Cristian Vergu, in turn, delved deep into the literature to build up a novel and unusual integration method. We’ve chatted quite a bit about it at the Niels Bohr Institute, so it was nice to see it get some attention on the big stage. We then had an afternoon of trips beyond polylogarithms, with talks by Anne Spiering, Christoph Nega, and Martijn Hidding, each pushing the boundaries of what we can do with our hardest-to-understand integrals. Einan Gardi and Ruth Britto finished the day, with a deeper understanding of the behavior of high-energy particles and a new more mathematically compatible way of thinking about “cut” diagrams, respectively.

On Friday, João Penedones gave us an update on a technique with some links to the effective field theory-optimization ideas that came up earlier, one that “bootstraps” whole non-perturbative amplitudes.
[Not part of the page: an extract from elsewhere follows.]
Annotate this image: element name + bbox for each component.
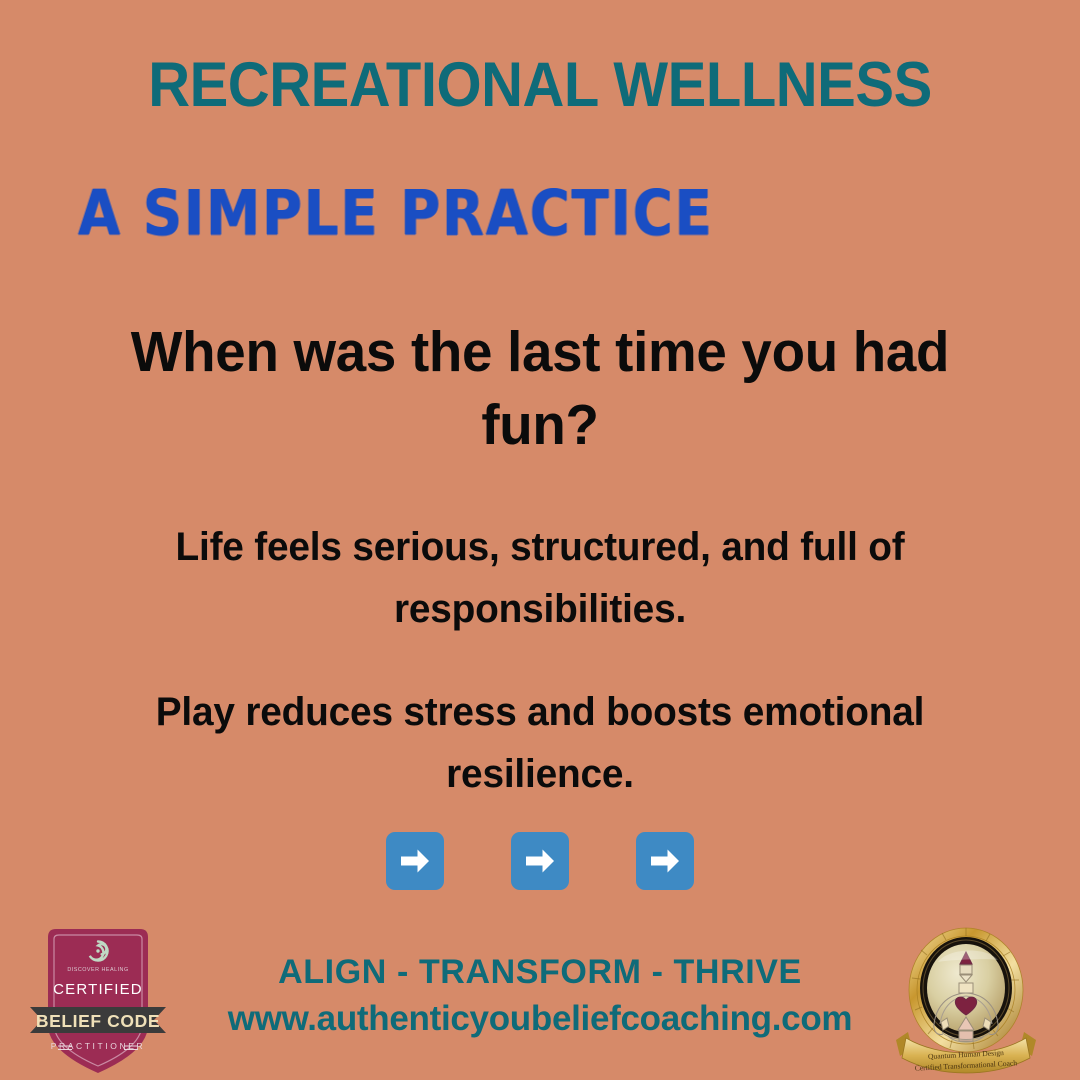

Shota Komatsu talked about an intriguing variant of the “planar” limit, one involving large numbers of particles and a slick re-writing of infinite sums of Feynman diagrams. Grant Remmen and Cliff Cheung gave a two-parter on a bewildering variety of things that are both surprisingly like, and surprisingly unlike, string theory: important progress towards answering the question “is string theory unique?”

Friday afternoon brought the last three talks of the conference. James Drummond had more progress trying to understand the symbol letters of supersymmetric Yang-Mills, while Callum Jones showed how Feynman diagrams can apply to yet another unfamiliar field, the study of vortices and their dynamics. Lance Dixon closed the conference without any Greta Thunberg references, but with a result that explains last year’s mystery of antipodal duality. The explanation involves an even more mysterious property called antipodal self-duality, so we’re not out of work yet!